Acting Forever!

            These last two weeks have been very emotional for me!!! After a year doing a part-time acting course at Mountview, last week, we had our last class and final performance on Thursday. Everyone was sad, nervous, anxious, excited or happy, a mixture of emotions which resulted in a very exiting play. The Chamber of Curiosities, directed by Tom Hescott and written by Tom Morton-Smith was warmly received and, thanks to the amazing audience, keeping the energy, the rhythm and the adrenaline of the play, ended up being automatic and simple. It's amazing to notice the effect an audience has in this moment of sharing, making theatre so unpredictable and scary as well. Same play, same actors same stage but a different room, different people, different energies and atmospheres. Thank you everyone for helping us, our group, our team, giving our best with your empathy and interest.
          
               The course finished, but not the acting part! That will never stop. So me and my friend Ruth, we were shooting two scenes from plays and movies that we've being studying. It was an amazing exercise especially because we didn't have a big crew, just me, Ruth and my boyfriend who shot and directed us. This means that we have to find our characters clothing, the places to shoot, we have to pray not to be kicked out by any security, (for shooting without a permit against a public building), fight against the public noise and the unpredictable weather, light conditions, listen the technical advice regarding the positions, cameras and sound, and after that, just after that, we try to give a believable performance, which is hard considering that things don't really flow from the beginning to the end naturally. And even if they are flowing, even if you are really concentrating, believing and feeling, somehow you have to stop, because something completely external, like a dog barking for instance, demanded so.

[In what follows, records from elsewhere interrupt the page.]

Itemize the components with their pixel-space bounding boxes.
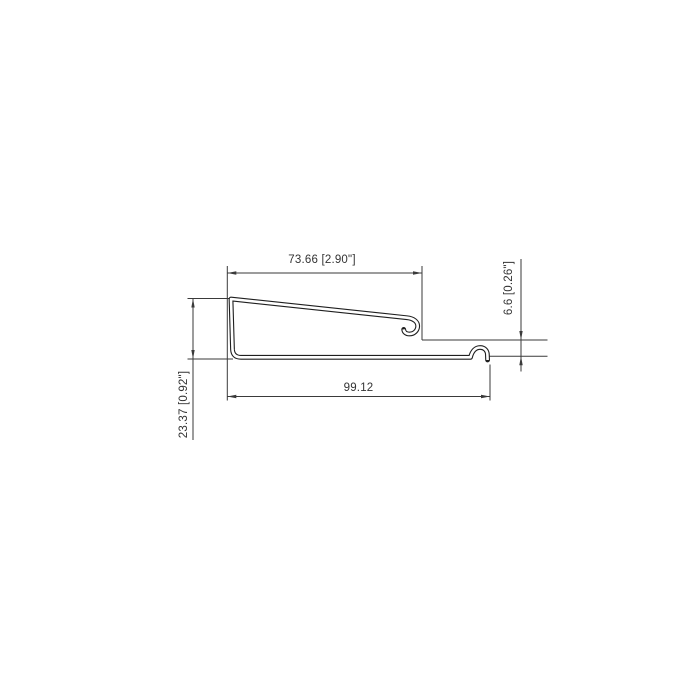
arrowhead-up [191,299,194,308]
profile-outline [231,299,488,360]
dim-top-width: 73.66 [2.90"] [227,254,422,401]
arrowhead-right [413,271,422,274]
dim-label-left-height: 23.37 [0.92"] [178,371,190,438]
profile-dimension-drawing: 73.66 [2.90"] 23.37 [0.92"] 6.6 [0.26"] [0,0,700,700]
arrowhead-left [227,271,236,274]
dim-label-top-width: 73.66 [2.90"] [288,254,355,266]
arrowhead-down [519,331,522,340]
dim-label-right-height: 6.6 [0.26"] [503,261,515,315]
arrowhead-up [519,356,522,365]
arrowhead-down [191,350,194,359]
arrowhead-right [481,395,490,398]
profile-sheet-inner [231,299,488,360]
dim-bottom-width: 99.12 [227,365,490,401]
dim-label-bottom-width: 99.12 [344,382,374,394]
profile-sheet-outer [231,299,488,360]
drawing-canvas: 73.66 [2.90"] 23.37 [0.92"] 6.6 [0.26"] [0,0,700,700]
dim-right-height: 6.6 [0.26"] [422,259,548,372]
dim-left-height: 23.37 [0.92"] [178,299,233,441]
arrowhead-left [227,395,236,398]
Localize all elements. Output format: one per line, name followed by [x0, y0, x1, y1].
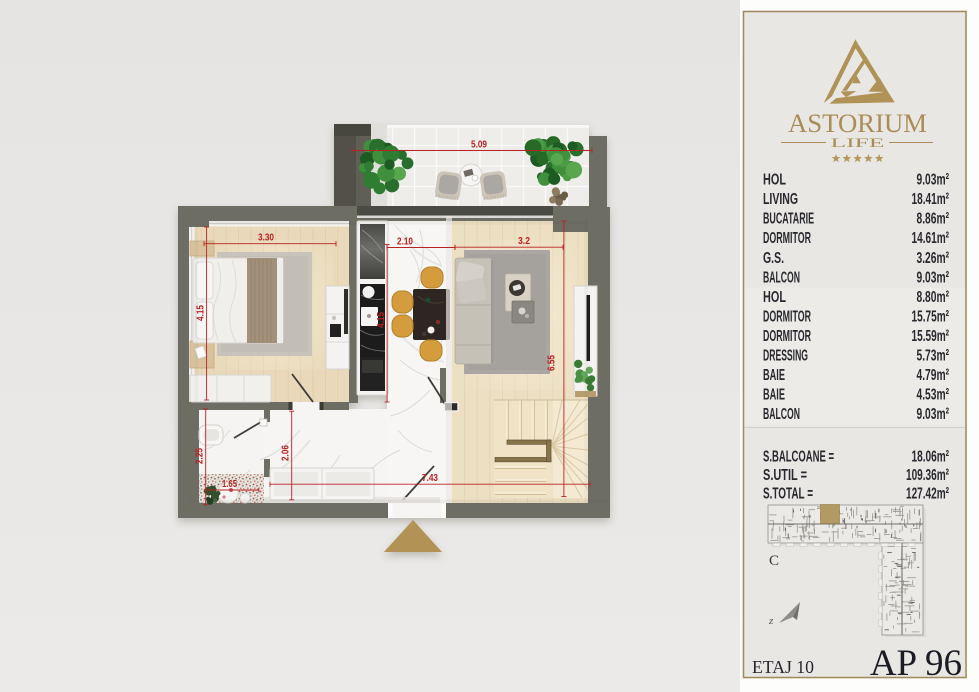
svg-text:BAIE: BAIE [763, 367, 785, 384]
svg-text:BAIE: BAIE [763, 387, 785, 404]
svg-text:4.79m²: 4.79m² [917, 367, 950, 384]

               I do everything with pleasure and I feel completely alive when I am doing camera work. What I love the most about cameras is the intimacy of the relationship with them, how honest they can be, how simple and humble an actor needs to be to make peace with them. Cameras show you everything, things that we don't want to know, that we hate about us and love about us, it can kill us by making us self-conscious, they're dangerous in this aspect, but, how can we learn? Just facing the truth about us and accept it. Then things will become unconscious again, eventually.